例え歩くことには然程支障はなくとも、体力もあっても、白杖で道を歩くことは、全身のアンテナをフルに使います。少しの距離でも、大冒険のように疲れます。
しかも初めての駅に行ったりどこに止まってどこに降ろされるかよくわからないような電車での移動は、私は大抵、駅員介助をお願いするようになりました。ひとりで行ったら、5分で行けるところを1時間迷ったりします。
疲弊しきってしまうのです。
駅員介助をお願いして手引きしていただく安心感、それによって削減される疲弊感、どれほどのものか。それでいながら、目的地に到着するのは、最後の一歩を歩くのは私ひとりです。
しかし、駅構内や電車のことがよくわかっている駅員さんの手助けがなければ、私は駅というダンジョンを抜けることができません。
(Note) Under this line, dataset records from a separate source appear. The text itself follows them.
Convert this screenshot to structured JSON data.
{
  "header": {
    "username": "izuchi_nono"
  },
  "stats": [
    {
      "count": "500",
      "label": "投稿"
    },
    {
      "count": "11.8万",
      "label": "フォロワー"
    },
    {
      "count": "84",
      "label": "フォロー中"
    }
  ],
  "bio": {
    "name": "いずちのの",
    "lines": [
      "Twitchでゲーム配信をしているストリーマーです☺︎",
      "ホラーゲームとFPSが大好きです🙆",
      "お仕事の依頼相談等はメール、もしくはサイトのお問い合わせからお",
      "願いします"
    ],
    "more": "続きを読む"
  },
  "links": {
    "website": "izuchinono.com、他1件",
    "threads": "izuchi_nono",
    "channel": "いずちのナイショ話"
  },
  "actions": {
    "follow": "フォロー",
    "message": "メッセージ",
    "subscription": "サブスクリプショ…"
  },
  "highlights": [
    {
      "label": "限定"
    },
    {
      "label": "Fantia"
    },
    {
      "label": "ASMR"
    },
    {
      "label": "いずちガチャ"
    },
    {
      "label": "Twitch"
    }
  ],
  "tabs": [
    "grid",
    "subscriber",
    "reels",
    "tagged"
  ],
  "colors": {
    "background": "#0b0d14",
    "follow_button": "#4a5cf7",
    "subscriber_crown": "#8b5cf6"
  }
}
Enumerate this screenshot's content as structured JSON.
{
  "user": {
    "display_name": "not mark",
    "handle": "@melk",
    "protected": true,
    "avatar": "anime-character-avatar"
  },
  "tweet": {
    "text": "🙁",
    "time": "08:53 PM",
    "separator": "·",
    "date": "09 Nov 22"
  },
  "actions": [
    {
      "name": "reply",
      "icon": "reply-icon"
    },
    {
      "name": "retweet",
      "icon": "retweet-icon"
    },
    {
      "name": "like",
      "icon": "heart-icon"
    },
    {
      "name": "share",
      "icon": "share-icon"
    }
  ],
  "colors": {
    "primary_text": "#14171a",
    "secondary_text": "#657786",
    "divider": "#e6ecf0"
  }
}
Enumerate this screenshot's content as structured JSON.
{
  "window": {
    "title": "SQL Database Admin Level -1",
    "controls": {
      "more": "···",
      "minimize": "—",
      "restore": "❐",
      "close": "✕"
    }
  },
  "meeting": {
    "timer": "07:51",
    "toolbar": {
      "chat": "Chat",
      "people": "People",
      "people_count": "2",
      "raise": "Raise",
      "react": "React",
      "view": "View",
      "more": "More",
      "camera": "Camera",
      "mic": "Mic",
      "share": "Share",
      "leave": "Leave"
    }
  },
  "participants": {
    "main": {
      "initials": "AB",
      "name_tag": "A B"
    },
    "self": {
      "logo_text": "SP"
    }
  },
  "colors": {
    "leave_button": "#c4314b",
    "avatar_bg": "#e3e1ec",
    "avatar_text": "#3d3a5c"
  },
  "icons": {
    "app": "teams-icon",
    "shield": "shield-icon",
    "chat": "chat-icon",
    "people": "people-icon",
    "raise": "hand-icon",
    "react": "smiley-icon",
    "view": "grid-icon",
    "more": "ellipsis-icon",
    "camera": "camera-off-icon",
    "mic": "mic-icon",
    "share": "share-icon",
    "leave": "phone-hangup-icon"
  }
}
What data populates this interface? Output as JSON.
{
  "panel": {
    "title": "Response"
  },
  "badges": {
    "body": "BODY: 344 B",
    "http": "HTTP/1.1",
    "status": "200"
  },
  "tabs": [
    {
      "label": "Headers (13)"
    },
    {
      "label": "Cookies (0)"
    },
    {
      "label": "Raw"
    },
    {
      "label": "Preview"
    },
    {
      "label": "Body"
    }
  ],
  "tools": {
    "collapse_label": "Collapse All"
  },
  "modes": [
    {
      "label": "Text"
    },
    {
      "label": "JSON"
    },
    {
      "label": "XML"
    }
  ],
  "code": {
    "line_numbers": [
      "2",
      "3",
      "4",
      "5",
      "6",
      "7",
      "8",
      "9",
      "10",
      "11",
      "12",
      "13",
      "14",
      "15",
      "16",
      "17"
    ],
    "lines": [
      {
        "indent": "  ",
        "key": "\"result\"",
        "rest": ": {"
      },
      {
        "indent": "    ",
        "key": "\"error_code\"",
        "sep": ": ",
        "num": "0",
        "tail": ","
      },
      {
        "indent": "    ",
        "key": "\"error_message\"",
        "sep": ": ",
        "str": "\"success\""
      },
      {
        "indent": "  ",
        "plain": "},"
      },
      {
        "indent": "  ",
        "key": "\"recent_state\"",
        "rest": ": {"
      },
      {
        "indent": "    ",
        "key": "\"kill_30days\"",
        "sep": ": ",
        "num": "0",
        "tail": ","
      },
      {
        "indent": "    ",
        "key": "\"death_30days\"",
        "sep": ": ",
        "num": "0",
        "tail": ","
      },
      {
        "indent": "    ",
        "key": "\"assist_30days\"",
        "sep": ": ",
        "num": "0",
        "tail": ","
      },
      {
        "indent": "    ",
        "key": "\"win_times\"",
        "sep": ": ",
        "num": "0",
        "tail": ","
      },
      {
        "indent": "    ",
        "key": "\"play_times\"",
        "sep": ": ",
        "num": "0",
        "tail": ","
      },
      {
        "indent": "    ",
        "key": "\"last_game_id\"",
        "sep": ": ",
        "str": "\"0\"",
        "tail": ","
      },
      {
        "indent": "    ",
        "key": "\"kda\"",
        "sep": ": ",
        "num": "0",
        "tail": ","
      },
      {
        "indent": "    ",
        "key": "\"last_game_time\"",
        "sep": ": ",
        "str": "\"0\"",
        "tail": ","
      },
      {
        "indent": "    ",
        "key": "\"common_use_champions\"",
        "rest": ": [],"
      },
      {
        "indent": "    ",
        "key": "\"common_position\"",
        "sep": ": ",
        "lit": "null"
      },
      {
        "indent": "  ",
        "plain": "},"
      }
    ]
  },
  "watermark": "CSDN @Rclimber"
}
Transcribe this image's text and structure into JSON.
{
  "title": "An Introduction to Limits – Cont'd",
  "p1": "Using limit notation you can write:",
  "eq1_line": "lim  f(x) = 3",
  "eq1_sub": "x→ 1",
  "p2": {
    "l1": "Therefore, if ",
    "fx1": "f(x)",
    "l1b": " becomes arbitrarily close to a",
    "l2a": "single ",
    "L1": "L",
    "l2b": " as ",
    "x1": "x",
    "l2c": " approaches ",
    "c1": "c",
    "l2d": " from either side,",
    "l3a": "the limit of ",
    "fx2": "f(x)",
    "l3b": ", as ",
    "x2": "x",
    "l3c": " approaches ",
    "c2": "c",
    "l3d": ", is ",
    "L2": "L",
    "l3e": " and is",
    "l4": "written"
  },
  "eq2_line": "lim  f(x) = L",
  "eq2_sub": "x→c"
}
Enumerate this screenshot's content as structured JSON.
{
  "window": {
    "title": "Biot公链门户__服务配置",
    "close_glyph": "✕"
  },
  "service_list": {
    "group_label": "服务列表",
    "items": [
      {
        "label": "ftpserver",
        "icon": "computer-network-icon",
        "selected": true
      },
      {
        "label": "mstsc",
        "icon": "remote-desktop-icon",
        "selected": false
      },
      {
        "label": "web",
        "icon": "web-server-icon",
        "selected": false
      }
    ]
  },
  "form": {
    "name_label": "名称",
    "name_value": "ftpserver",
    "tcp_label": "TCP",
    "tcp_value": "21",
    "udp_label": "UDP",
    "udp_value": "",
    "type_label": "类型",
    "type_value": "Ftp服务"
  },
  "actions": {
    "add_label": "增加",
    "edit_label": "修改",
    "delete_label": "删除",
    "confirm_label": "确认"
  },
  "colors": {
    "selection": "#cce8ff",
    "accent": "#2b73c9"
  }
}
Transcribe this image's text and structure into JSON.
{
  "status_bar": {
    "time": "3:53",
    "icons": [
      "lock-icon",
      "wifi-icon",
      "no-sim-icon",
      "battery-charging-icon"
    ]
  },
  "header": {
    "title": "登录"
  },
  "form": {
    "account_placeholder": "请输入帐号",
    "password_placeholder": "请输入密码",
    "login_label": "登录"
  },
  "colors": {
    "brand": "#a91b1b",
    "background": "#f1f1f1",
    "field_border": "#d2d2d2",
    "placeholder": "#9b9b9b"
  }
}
抜けられたとしてもとてつもなく非効率なやり方で、晴眼の方から見れば僅かな方向の違いで1分でつける、おしい、というところを、その僅か方向がズレていたがために全ての壁を手探りで開拓せねばならず1時間かかって駅から脱出するまでには疲弊しきっていたりします。
白杖使用者の歩行における疲労や疲弊感などは、晴眼の方にはなかなか想像もできないのではないかと感じます。


…目に見えない人生の道も、同じなのです。
あなた自身には今見えていなくても、あなたの道の目の前の大石や壁や、あなたの身体の方向のズレが見えている人たち、あなたの今いる人生の岐路や領域に詳しいひとたち、案外いるものです。見ているものです。

対人支援に携わる者は、心理職は、殊に、その専門家です。
カウンセラーや心理療法家は、心の病気を治すものだというイメージをもたれがちですが(特に日本ではそのハードルが高い)、本来は、「あなたには見ることができていないあなたの人生の道において、あなたに本当に今必要なこと、やりたいこと、行きたいところ」にあなたが気付き、そのために適切な方法を一緒に見つけ出す、手引き者なのです。
そして実際アメリカなどでは、催眠療法家やカウンセラーはそのような気楽(?)な使われ方をしています。
(まあ……そんな背景があるだけに、日本では確かに何かの技法の技量ばかり高くてこういう基礎的な土台部分ができる対人支援家がもしかしたら逆に少ないかもわかりませんが……)

そして、あなた自身には見えていないから「ない」と思ってしまっているかもしれないあなたのまさに目の前に転がっている人生の可能性、人生の道…人生脚本を見る”眼”を訓練してきたセラピストには、実はたくさん、視えていたりするのですよ。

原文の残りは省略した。